Spéculations/Propos de villégiature

SpéculationsFasquelle éd. (p. 262-264).

PROPOS DE VILLÉGIATURE

En ces temps où, ayant laissé courir le Grand Prix, le Parisien, tant de Paris que de province, ne rêve plus que plaisirs champêtres et d’ouïr le gazouillis de l’oisillon ; en ces temps donc, nous ne conseillerons de meilleur guide au villégiateur que ces maîtres du genre, le Robinson Crusoé, celui des Demoiselles, et surtout le Robinson suisse.

Ce dernier surtout, de qui les aventures authentiques sont confirmées par ceci : de nombreux rejetons de sa vertueuse famille existent encore, à l’état insulaire, dans des églises, où des hallebardes, rapportées du vaisseau naufragé, leur servent à se défendre des animaux féroces.

Ces gens, tel Crusoé, vivent solitaires ; d’où l’expression : faire suisse.

Qu’on n’attende pas de nous des facéties usées sur l’Amiral : on sait bien qu’il n’y eut jamais d’amiral suisse ; ce peuple ne brigua point de vains honneurs ; n’empêche qu’il fut fécond en hardis matelots.

Car, pour qui sait lire, il est évident que le Robinson suisse n’aurait point été s’échouer au delà des mers, sur une côte déserte s’il n’eût été navigateur enragé.

Les indigènes d’un État où il n’y a point de mer doivent, plus que tous autres, céder à la frénésie de courir les Océans, en vertu de la constatation célèbre : Nul n’est prophète en son pays.

On trouvera, disons-nous, dans les relations des voyages de ce vaillant marin, de précieux exemples d’occupations propres à charmer une villégiature, ne fût-elle que dans la banlieue de Paris.

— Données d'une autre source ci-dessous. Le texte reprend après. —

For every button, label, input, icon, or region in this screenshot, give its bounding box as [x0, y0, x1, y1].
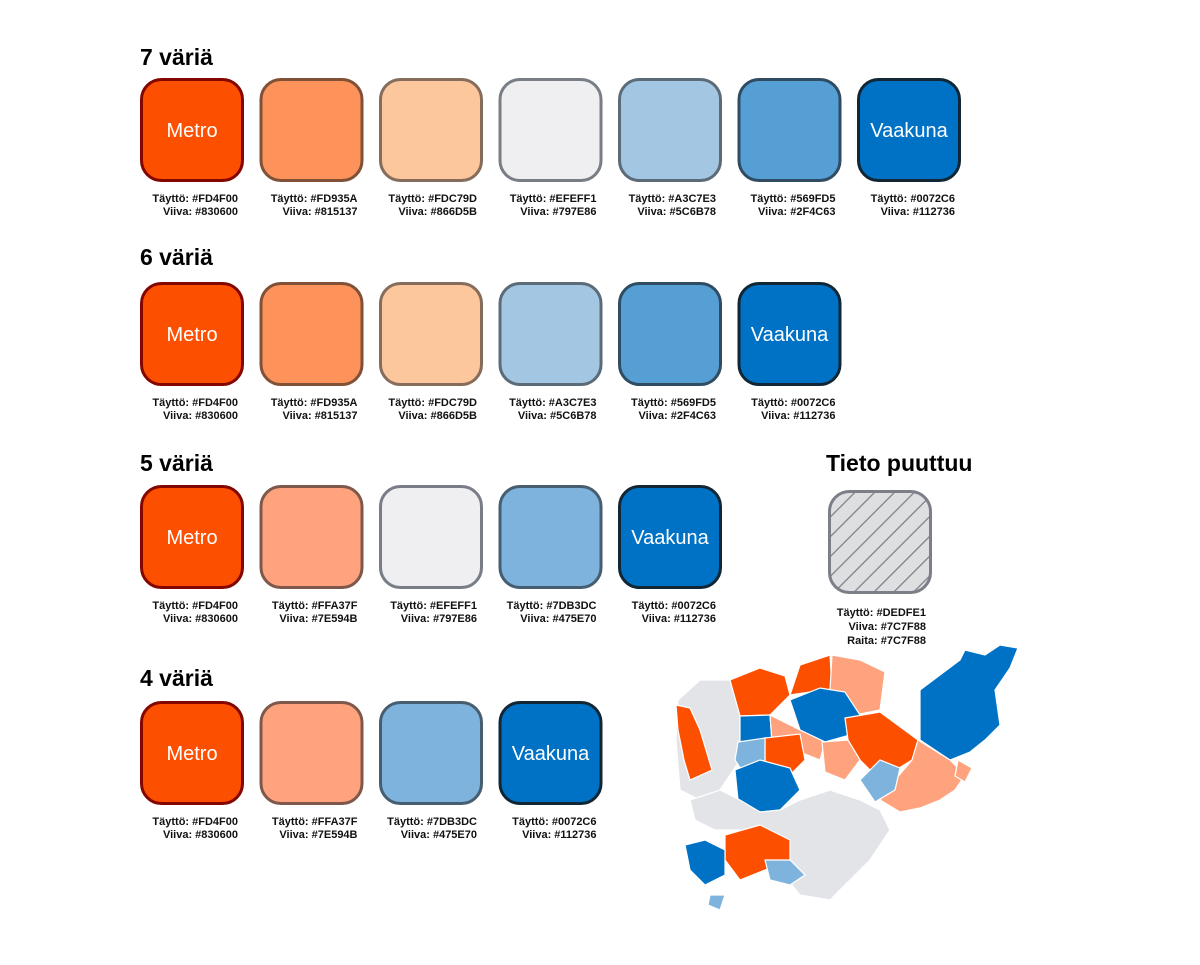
color-code: Viiva: #866D5B [398, 410, 477, 422]
swatch-label: Vaakuna [751, 324, 829, 346]
swatch [618, 282, 722, 386]
swatch [379, 78, 483, 182]
swatch [498, 485, 603, 589]
swatch [857, 78, 961, 182]
color-code: Täyttö: #FD935A [271, 397, 358, 409]
swatch-label: Vaakuna [631, 527, 709, 549]
swatch [379, 282, 483, 386]
swatch [498, 701, 603, 805]
swatch [259, 282, 364, 386]
color-code: Täyttö: #7DB3DC [387, 816, 477, 828]
color-code: Viiva: #2F4C63 [639, 410, 716, 422]
group-title: 7 väriä [140, 44, 213, 70]
color-code: Täyttö: #569FD5 [751, 193, 836, 205]
color-code: Viiva: #112736 [642, 613, 716, 625]
map [675, 644, 1019, 911]
swatch [737, 78, 842, 182]
color-code: Viiva: #797E86 [401, 613, 477, 625]
swatch [618, 78, 722, 182]
color-code: Täyttö: #EFEFF1 [510, 193, 597, 205]
color-code: Viiva: #830600 [163, 206, 238, 218]
color-code: Viiva: #815137 [282, 410, 357, 422]
group-title: 5 väriä [140, 450, 213, 476]
swatch [498, 78, 603, 182]
color-code: Täyttö: #0072C6 [751, 397, 835, 409]
swatch [259, 701, 364, 805]
group-title: 4 väriä [140, 665, 213, 691]
color-code: Täyttö: #FFA37F [272, 600, 358, 612]
map-region [707, 894, 726, 911]
swatch-label: Metro [166, 743, 217, 765]
color-code: Viiva: #830600 [163, 613, 238, 625]
color-code: Täyttö: #A3C7E3 [509, 397, 596, 409]
color-code: Viiva: #7E594B [279, 829, 357, 841]
color-code: Täyttö: #DEDFE1 [837, 607, 926, 619]
swatch [140, 485, 244, 589]
swatch [140, 78, 244, 182]
swatch [140, 282, 244, 386]
color-code: Viiva: #866D5B [398, 206, 477, 218]
map-region [764, 859, 806, 886]
map-region [821, 739, 861, 781]
swatch-label: Vaakuna [512, 743, 590, 765]
map-region [919, 644, 1019, 761]
color-code: Viiva: #5C6B78 [518, 410, 597, 422]
color-code: Täyttö: #FD4F00 [152, 816, 238, 828]
color-code: Täyttö: #FFA37F [272, 816, 358, 828]
color-code: Täyttö: #FD935A [271, 193, 358, 205]
color-code: Täyttö: #FD4F00 [152, 193, 238, 205]
color-code: Täyttö: #0072C6 [632, 600, 716, 612]
color-code: Täyttö: #FD4F00 [152, 600, 238, 612]
missing-title: Tieto puuttuu [826, 450, 972, 476]
swatch [618, 485, 722, 589]
color-code: Täyttö: #7DB3DC [507, 600, 597, 612]
color-code: Viiva: #815137 [282, 206, 357, 218]
swatch [737, 282, 842, 386]
swatch-label: Metro [166, 324, 217, 346]
swatch [259, 485, 364, 589]
color-code: Täyttö: #0072C6 [512, 816, 596, 828]
color-code: Raita: #7C7F88 [847, 635, 926, 647]
color-code: Viiva: #475E70 [401, 829, 477, 841]
color-code: Täyttö: #FDC79D [388, 193, 477, 205]
swatch [140, 701, 244, 805]
color-code: Viiva: #830600 [163, 829, 238, 841]
color-code: Täyttö: #0072C6 [871, 193, 955, 205]
map-region [859, 759, 901, 803]
swatch-missing [828, 490, 932, 594]
swatch-label: Metro [166, 527, 217, 549]
map-region [729, 667, 791, 717]
color-code: Täyttö: #EFEFF1 [390, 600, 477, 612]
color-code: Viiva: #112736 [761, 410, 835, 422]
color-code: Täyttö: #569FD5 [631, 397, 716, 409]
map-region [954, 759, 973, 783]
color-code: Viiva: #2F4C63 [758, 206, 835, 218]
swatch [498, 282, 603, 386]
color-code: Viiva: #475E70 [520, 613, 596, 625]
swatch-label: Metro [166, 120, 217, 142]
map-region [684, 839, 726, 886]
swatch [379, 485, 483, 589]
map-region [675, 704, 713, 781]
color-code: Viiva: #830600 [163, 410, 238, 422]
color-code: Viiva: #797E86 [520, 206, 596, 218]
swatch-label: Vaakuna [870, 120, 948, 142]
swatch [379, 701, 483, 805]
color-code: Täyttö: #FD4F00 [152, 397, 238, 409]
color-code: Täyttö: #FDC79D [388, 397, 477, 409]
color-code: Viiva: #5C6B78 [637, 206, 716, 218]
color-code: Viiva: #112736 [881, 206, 955, 218]
color-code: Viiva: #112736 [522, 829, 596, 841]
color-code: Täyttö: #A3C7E3 [629, 193, 716, 205]
color-code: Viiva: #7C7F88 [849, 621, 926, 633]
color-code: Viiva: #7E594B [279, 613, 357, 625]
group-title: 6 väriä [140, 244, 213, 270]
swatch [259, 78, 364, 182]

Pour ne citer qu’un de ces sports champêtres et nautiques, la pêche à la ligne, rassurons — celle-ci demeurant interdite jusqu’au dimanche qui suit le quinze juin — quelques consciences troublées.

Vous pouvez parfaitement bien, en ces temps interdits, immerger dans l’eau une ligne.

Choisissez vos amorces et appâts non selon le poisson visé, mais selon votre caprice personnel ; car, tout ce mois, tous procédés de pêche sont bons.

Jetez votre ligne, donc, et patientez.

En peu d’instants vous verrez poindre « le gendarme ». Ils vont généralement deux par deux et vous risquez un superbe coup double.

Rejetez votre ligne et patientez toujours.

En ces temps interdits, mais poissonneux, en peu d’instants vous aurez groupé autour de votre panier de pêche une multitude de gendarmes, gardes-pêche, gardes champêtres, etc., qui flattent l’œil par la diversité de leurs uniformes, car l’uniforme est toujours divers.

Rejetez les petits à l’eau pour la reproduction et le frai, et rapportez le reste à votre famille.

Mais voilà : tout le monde n’aime pas la friture de gendarmes.